Bluebeard’s Castle, and Rite of Spring, ENO, London Coliseum, November 2009

7 November, 2009

DukeBRite-small

This was the first night of a double bill, in which the main item was Bartok’s one-act opera performed by the English National Opera.

Bluebeard’s Castle is an extraordinarily dark work for two singers: Bluebeard and his new wife Judith. I thought this production by Daniel Kramer, with designs by Giles Cadle and lighting by Peter Mumford, worked very well, amply showing the light, the darkness and the blood. The castle has seven locked doors and Judith demands they be opened. When the fifth door was opened, out poured nine children, neatly arranged in increasing sizes, and behind the seventh door were the three former wives, each mother to three children. This production suggests that the wives were sadistically abused by Bluebeard, and just as he is about to do the same with his fourth wife, the opera ends. It’s intense and disturbing, and from the orchestra pit, Edward Gardner gave the music great power and lyricism. Clive Bayley sang an autistic and threatening Bluebeard, with Michaela Martens as a powerful Judith. This production was well worth the price of the ticket, and I only wish it had been followed by something more worthy.

Stravinsky’s Rite of Spring was given a tremendous rhythmic intensity by Edward Gardner, and in some ways the music complemented Bartok rather well. Unfortunately the dance-work accompanying the music — a co-production with the Fabulous Beast Dance Theatre, directed by Michael Keegan-Dolan — was a disappointment. A young man is killed, three women are drugged and gang raped by men dressed in animal heads, who later strip naked and put on women’s dresses.
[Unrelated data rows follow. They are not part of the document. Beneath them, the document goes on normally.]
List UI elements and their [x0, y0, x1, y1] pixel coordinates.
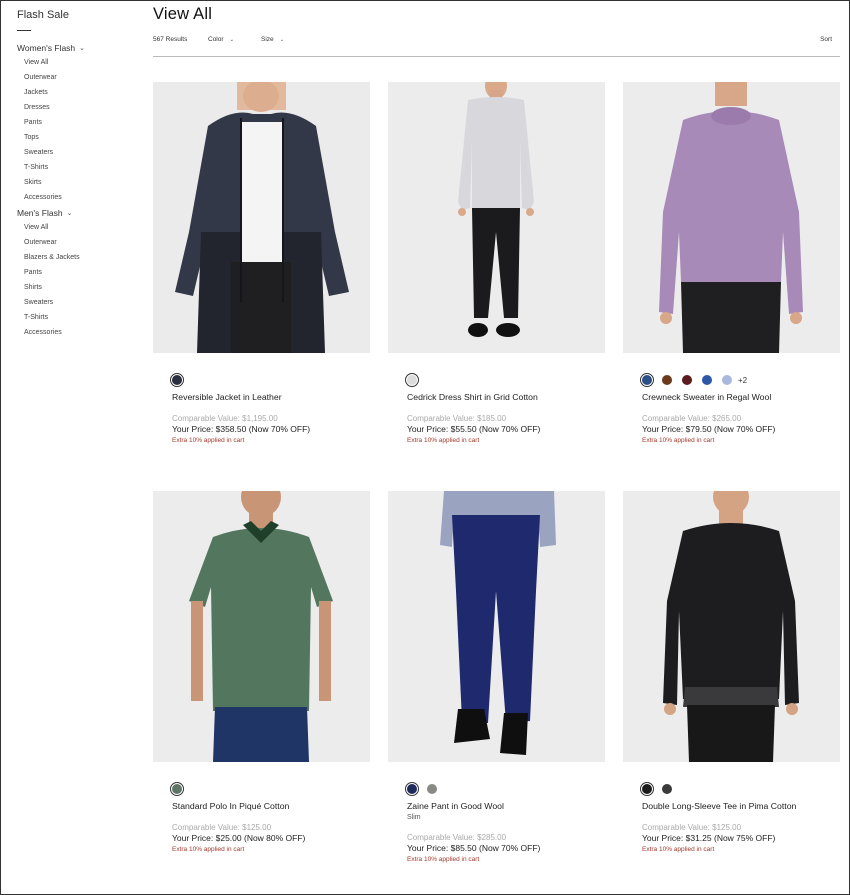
sidebar-item-mens-view-all[interactable]: View All — [17, 220, 137, 235]
sidebar-item-mens-tshirts[interactable]: T-Shirts — [17, 310, 137, 325]
your-price: Your Price: $358.50 (Now 70% OFF) — [172, 424, 311, 434]
color-filter-label: Color — [208, 36, 224, 43]
size-filter-label: Size — [261, 36, 274, 43]
extra-discount-note: Extra 10% applied in cart — [642, 846, 715, 853]
sidebar-item-womens-pants[interactable]: Pants — [17, 115, 137, 130]
comparable-value: Comparable Value: $125.00 — [172, 823, 272, 832]
color-swatch[interactable] — [722, 375, 732, 385]
sidebar-title[interactable]: Flash Sale — [17, 9, 137, 21]
product-card[interactable]: Reversible Jacket in Leather Comparable … — [153, 82, 370, 444]
sidebar-item-mens-pants[interactable]: Pants — [17, 265, 137, 280]
product-name[interactable]: Standard Polo In Piqué Cotton — [153, 801, 370, 811]
product-name[interactable]: Zaine Pant in Good Wool — [388, 801, 605, 811]
comparable-value: Comparable Value: $185.00 — [407, 414, 507, 423]
extra-discount-note: Extra 10% applied in cart — [407, 437, 480, 444]
color-swatch[interactable] — [170, 373, 184, 387]
product-image[interactable] — [623, 82, 840, 353]
sidebar-item-mens-sweaters[interactable]: Sweaters — [17, 295, 137, 310]
size-filter-dropdown[interactable]: Size ⌄ — [261, 36, 284, 43]
product-name[interactable]: Reversible Jacket in Leather — [153, 392, 370, 402]
comparable-value: Comparable Value: $125.00 — [642, 823, 742, 832]
comparable-value: Comparable Value: $265.00 — [642, 414, 742, 423]
sidebar-item-mens-blazers-jackets[interactable]: Blazers & Jackets — [17, 250, 137, 265]
color-swatch[interactable] — [405, 373, 419, 387]
product-image[interactable] — [388, 491, 605, 762]
color-swatch[interactable] — [662, 784, 672, 794]
sidebar-group-label: Men's Flash — [17, 207, 63, 218]
sort-dropdown[interactable]: Sort — [820, 36, 832, 43]
comparable-value: Comparable Value: $1,195.00 — [172, 414, 278, 423]
your-price: Your Price: $79.50 (Now 70% OFF) — [642, 424, 776, 434]
page-title: View All — [153, 5, 213, 23]
extra-discount-note: Extra 10% applied in cart — [407, 856, 480, 863]
product-image[interactable] — [623, 491, 840, 762]
sidebar-item-womens-outerwear[interactable]: Outerwear — [17, 70, 137, 85]
sidebar-item-womens-sweaters[interactable]: Sweaters — [17, 145, 137, 160]
color-swatches — [388, 782, 605, 796]
chevron-down-icon: ⌄ — [229, 37, 235, 43]
results-count: 567 Results — [153, 36, 188, 43]
color-swatch[interactable] — [170, 782, 184, 796]
color-swatches — [388, 373, 605, 387]
sidebar-group-mens[interactable]: Men's Flash ⌄ — [17, 205, 137, 220]
chevron-down-icon: ⌄ — [66, 209, 73, 217]
color-swatch[interactable] — [640, 373, 654, 387]
color-swatch[interactable] — [702, 375, 712, 385]
product-card[interactable]: Double Long-Sleeve Tee in Pima Cotton Co… — [623, 491, 840, 853]
product-name[interactable]: Cedrick Dress Shirt in Grid Cotton — [388, 392, 605, 402]
product-name[interactable]: Double Long-Sleeve Tee in Pima Cotton — [623, 801, 840, 811]
sidebar-item-mens-accessories[interactable]: Accessories — [17, 325, 137, 340]
sidebar-group-womens[interactable]: Women's Flash ⌄ — [17, 40, 137, 55]
sidebar-item-womens-accessories[interactable]: Accessories — [17, 190, 137, 205]
product-card[interactable]: Cedrick Dress Shirt in Grid Cotton Compa… — [388, 82, 605, 444]
color-swatches — [153, 782, 370, 796]
sidebar-item-mens-shirts[interactable]: Shirts — [17, 280, 137, 295]
extra-discount-note: Extra 10% applied in cart — [642, 437, 715, 444]
chevron-down-icon: ⌄ — [279, 37, 285, 43]
color-swatch[interactable] — [682, 375, 692, 385]
more-colors-count[interactable]: +2 — [738, 376, 747, 385]
comparable-value: Comparable Value: $285.00 — [407, 833, 507, 842]
product-fit: Slim — [407, 814, 421, 821]
product-card[interactable]: +2 Crewneck Sweater in Regal Wool Compar… — [623, 82, 840, 444]
product-image[interactable] — [153, 491, 370, 762]
product-image[interactable] — [153, 82, 370, 353]
sidebar-item-womens-jackets[interactable]: Jackets — [17, 85, 137, 100]
chevron-down-icon: ⌄ — [79, 44, 86, 52]
color-swatches: +2 — [623, 373, 840, 387]
sidebar-item-womens-tops[interactable]: Tops — [17, 130, 137, 145]
color-swatch[interactable] — [405, 782, 419, 796]
color-filter-dropdown[interactable]: Color ⌄ — [208, 36, 234, 43]
extra-discount-note: Extra 10% applied in cart — [172, 437, 245, 444]
sidebar-item-mens-outerwear[interactable]: Outerwear — [17, 235, 137, 250]
sidebar-item-womens-skirts[interactable]: Skirts — [17, 175, 137, 190]
filter-bar: 567 Results Color ⌄ Size ⌄ Sort — [153, 36, 840, 50]
product-card[interactable]: Standard Polo In Piqué Cotton Comparable… — [153, 491, 370, 853]
sidebar-item-womens-tshirts[interactable]: T-Shirts — [17, 160, 137, 175]
sidebar: Flash Sale Women's Flash ⌄ View All Oute… — [17, 9, 137, 340]
header-divider — [153, 56, 840, 57]
your-price: Your Price: $25.00 (Now 80% OFF) — [172, 833, 306, 843]
extra-discount-note: Extra 10% applied in cart — [172, 846, 245, 853]
color-swatch[interactable] — [640, 782, 654, 796]
your-price: Your Price: $55.50 (Now 70% OFF) — [407, 424, 541, 434]
product-card[interactable]: Zaine Pant in Good Wool Slim Comparable … — [388, 491, 605, 863]
sidebar-item-womens-view-all[interactable]: View All — [17, 55, 137, 70]
color-swatches — [153, 373, 370, 387]
sidebar-item-womens-dresses[interactable]: Dresses — [17, 100, 137, 115]
product-image[interactable] — [388, 82, 605, 353]
color-swatch[interactable] — [427, 784, 437, 794]
your-price: Your Price: $31.25 (Now 75% OFF) — [642, 833, 776, 843]
color-swatches — [623, 782, 840, 796]
your-price: Your Price: $85.50 (Now 70% OFF) — [407, 843, 541, 853]
sidebar-divider — [17, 30, 31, 31]
sidebar-group-label: Women's Flash — [17, 42, 76, 53]
color-swatch[interactable] — [662, 375, 672, 385]
product-name[interactable]: Crewneck Sweater in Regal Wool — [623, 392, 840, 402]
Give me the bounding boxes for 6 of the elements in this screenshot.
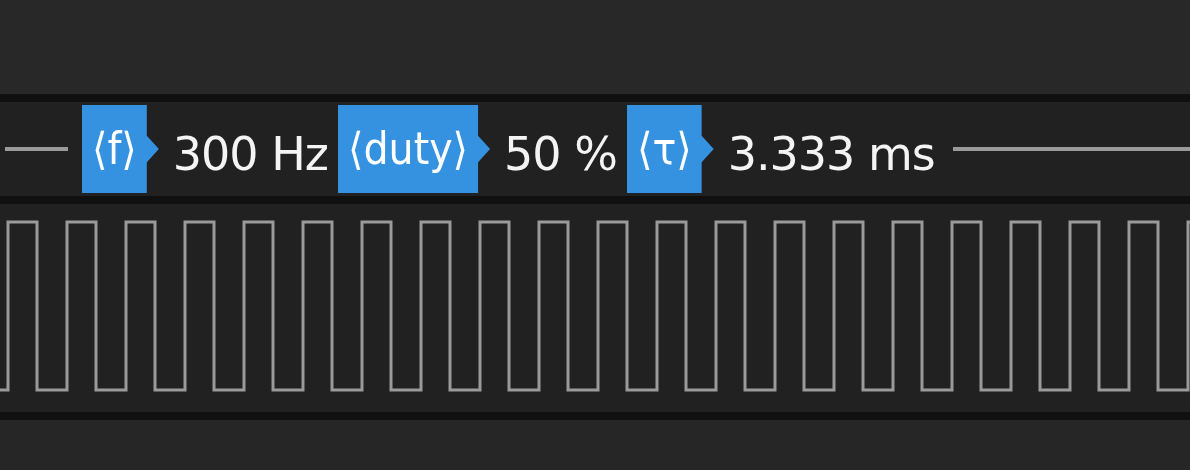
measurement-tag[interactable]: ⟨f⟩ [82, 105, 159, 193]
measurement-tag[interactable]: ⟨τ⟩ [626, 105, 714, 193]
measurement-value: 3.333 ms [727, 126, 935, 177]
measurement-tag[interactable]: ⟨duty⟩ [338, 105, 491, 193]
measurement-value: 50 % [504, 126, 617, 177]
measurement-value: 300 Hz [172, 126, 328, 177]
I liked the March Hare heads for the three women — the ones who drank the drugged tea — and the juxtaposition of March Hares and tea reminded me of Lewis Carroll’s Alice, but overall I found the interpretation unnecessarily crude. I prefer to see the performers dancing, rather than writhing horizontally on stage, because I find that more abstract choreography carries more power.